Le son du XXIe siècle

Mais le monde n’a encore rien vu. Un jour, le “type du marketing” d’Antares conseille à Andy d’écouter “Believe”, le dernier single de Cher. On dit que la chanteuse de 52 ans utilise son logiciel. “Ah, sympa...”, répond le scientifique, qui ne prend pas le temps d’écouter le morceau. Un an plus tard, “Believe” figure en tête des ventes américaines, françaises, italiennes, allemandes, australiennes, norvégiennes ou anglaises. Un hit planétaire. “Ça vaut peut-être le coup de l’écouter”, comprend alors Andy. Lorsqu’il se décide enfin à jouer le morceau, il découvre ce que les producteurs pop ont fait de son invention. Durant les 36 secondes formant le climax du tube, Cher chante son dépit amoureux d’une voix robotique, parfaitement juste et glacée comme du métal. Du jamais entendu. Plutôt que d’utiliser Auto-Tune de manière invisible, comme simple correcteur vocal, l’équipe de Cher a utilisé une “faille” du logiciel agissant tel un filtre robotique. Une version améliorée, plus moderne et adaptée à l’ère de la musique assistée par ordinateur, des outils utilisés jusque là pour déshumaniser une voix. Fascinés par l’automatisation du monde, les Allemands de Kraftwerk chantaient par exemple à travers un vocoder pour singer l’appendice vocal des robots de science-fiction. Plus tard, la légende funk Roger Troutman s’est amusé à fredonner des airs à travers un tuyau relié à une “talk-box”, synthétiseur transformant un filet de voix humain en mélodie robotique. Autant de gadgets pour musiciens de studio avisés. Auto-Tune peut-il prétendre à mieux? Andy et son équipe flairent le potentiel de la trouvaille de Cher, qu’ils finissent par utiliser comme argument commercial. Le marketing d’Antares vantera désormais aux studios musicaux l’“effet Cher” offert par leur logiciel.

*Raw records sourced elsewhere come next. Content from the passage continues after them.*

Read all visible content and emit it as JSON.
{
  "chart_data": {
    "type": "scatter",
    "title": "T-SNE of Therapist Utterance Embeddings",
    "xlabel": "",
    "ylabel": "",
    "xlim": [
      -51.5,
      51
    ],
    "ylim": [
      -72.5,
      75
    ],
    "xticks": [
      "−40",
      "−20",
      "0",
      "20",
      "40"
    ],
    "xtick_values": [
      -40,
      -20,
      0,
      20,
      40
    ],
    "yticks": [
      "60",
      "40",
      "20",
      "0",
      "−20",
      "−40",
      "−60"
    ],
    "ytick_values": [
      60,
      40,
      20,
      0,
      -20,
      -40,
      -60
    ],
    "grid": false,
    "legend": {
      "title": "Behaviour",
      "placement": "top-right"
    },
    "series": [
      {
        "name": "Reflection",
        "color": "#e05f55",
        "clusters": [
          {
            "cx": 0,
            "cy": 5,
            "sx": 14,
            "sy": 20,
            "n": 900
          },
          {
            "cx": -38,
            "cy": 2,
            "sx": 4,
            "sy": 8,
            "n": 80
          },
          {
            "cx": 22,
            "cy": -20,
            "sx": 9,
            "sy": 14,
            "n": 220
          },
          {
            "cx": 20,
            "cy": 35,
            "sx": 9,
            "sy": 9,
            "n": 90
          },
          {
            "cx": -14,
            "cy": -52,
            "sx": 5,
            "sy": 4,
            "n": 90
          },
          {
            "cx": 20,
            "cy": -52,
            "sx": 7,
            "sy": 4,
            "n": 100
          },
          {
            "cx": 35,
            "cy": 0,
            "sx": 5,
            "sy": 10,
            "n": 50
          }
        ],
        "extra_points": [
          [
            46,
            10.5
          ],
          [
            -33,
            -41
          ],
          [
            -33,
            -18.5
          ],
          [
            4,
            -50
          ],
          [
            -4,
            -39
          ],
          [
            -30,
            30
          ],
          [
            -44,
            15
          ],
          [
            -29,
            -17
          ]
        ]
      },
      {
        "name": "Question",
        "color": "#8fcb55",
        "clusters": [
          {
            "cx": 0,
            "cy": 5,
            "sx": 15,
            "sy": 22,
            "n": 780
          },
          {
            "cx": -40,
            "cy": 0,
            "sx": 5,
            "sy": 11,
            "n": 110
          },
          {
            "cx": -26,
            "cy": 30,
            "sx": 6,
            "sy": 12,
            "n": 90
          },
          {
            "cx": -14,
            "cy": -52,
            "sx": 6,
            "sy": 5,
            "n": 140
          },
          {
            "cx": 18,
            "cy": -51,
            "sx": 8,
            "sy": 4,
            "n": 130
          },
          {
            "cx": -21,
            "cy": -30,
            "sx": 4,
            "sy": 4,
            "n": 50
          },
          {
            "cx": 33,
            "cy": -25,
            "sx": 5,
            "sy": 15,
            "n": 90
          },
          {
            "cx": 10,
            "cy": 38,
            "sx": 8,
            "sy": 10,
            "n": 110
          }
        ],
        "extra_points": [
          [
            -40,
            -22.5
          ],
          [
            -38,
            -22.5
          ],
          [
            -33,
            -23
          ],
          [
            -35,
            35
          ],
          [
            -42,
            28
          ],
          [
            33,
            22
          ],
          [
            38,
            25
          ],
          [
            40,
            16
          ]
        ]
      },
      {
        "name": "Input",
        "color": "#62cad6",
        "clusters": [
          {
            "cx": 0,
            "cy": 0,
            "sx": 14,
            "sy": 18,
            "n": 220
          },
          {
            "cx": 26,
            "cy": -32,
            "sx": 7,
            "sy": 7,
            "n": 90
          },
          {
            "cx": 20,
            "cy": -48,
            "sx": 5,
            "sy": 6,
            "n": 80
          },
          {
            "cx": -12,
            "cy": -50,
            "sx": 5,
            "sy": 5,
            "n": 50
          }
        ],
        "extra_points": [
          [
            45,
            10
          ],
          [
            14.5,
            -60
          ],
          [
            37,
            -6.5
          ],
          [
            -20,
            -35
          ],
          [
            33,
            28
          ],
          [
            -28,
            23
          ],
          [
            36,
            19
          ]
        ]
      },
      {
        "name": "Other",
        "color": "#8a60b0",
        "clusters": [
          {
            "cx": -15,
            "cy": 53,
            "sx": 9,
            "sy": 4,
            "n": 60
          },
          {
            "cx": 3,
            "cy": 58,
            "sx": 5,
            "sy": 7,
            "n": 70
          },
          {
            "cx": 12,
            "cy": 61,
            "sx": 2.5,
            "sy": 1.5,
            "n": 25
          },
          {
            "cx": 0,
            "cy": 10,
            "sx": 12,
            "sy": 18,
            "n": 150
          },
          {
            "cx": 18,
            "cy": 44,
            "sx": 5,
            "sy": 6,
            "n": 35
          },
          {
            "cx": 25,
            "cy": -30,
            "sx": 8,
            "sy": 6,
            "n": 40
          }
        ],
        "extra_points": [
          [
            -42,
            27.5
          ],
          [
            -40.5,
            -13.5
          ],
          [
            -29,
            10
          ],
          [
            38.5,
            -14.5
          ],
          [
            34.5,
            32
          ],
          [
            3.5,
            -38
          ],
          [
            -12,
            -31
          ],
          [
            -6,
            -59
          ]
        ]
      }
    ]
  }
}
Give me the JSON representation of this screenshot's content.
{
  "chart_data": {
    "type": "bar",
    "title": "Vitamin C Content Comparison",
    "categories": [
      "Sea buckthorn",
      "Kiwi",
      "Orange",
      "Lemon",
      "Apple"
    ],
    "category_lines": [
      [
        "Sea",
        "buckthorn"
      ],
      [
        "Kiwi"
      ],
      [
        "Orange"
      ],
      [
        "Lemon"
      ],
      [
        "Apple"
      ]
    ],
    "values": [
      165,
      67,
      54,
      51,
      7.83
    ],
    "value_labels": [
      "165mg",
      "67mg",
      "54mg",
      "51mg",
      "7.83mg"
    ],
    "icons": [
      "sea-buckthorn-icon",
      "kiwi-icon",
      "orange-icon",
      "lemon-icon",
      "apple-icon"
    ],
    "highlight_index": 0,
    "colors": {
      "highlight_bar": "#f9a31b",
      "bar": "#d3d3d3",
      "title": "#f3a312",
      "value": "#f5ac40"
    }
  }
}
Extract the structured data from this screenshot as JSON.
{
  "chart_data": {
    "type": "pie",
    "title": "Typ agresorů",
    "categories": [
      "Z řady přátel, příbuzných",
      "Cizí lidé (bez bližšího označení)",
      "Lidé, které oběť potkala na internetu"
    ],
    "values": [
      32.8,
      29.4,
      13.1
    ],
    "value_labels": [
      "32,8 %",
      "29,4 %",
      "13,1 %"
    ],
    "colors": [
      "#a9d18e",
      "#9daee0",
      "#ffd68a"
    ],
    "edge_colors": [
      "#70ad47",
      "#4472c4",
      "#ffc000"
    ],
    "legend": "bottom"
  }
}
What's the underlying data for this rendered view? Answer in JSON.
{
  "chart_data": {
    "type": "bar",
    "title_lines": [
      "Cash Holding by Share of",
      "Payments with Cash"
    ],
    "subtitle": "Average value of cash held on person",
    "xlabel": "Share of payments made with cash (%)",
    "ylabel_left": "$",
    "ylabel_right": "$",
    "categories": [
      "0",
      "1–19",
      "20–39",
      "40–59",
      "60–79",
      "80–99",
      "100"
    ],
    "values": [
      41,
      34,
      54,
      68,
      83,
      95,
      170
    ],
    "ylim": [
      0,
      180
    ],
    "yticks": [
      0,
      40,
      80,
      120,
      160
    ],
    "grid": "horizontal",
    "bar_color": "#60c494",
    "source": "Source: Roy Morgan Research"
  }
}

Cet emploi détourné d’Auto-Tune fait d’abord figure de curiosité, rehaussant d’une voix de robot une composition dance sans saveur telle “Blue (Da Ba Dee)” du trio italien Eiffel 65 ou permettant d’étranges explorations sonores, comme le découvre Radiohead en 2001 lors de l’enregistrement de Kid A. Il faut néanmoins attendre la fin des années 2000 pour que ce son désincarné devienne peu à peu la nouvelle norme au sommet des charts. L’homme derrière le boom d’Auto-Tune se nomme T-Pain. De son vrai nom Faheem Rashad Najm, il vit en Floride et se procure une version piratée du logiciel d’Hildebrand pour sonner comme les quelques secondes auto-tunées du single “If You Had My Love” de Jennifer Lopez.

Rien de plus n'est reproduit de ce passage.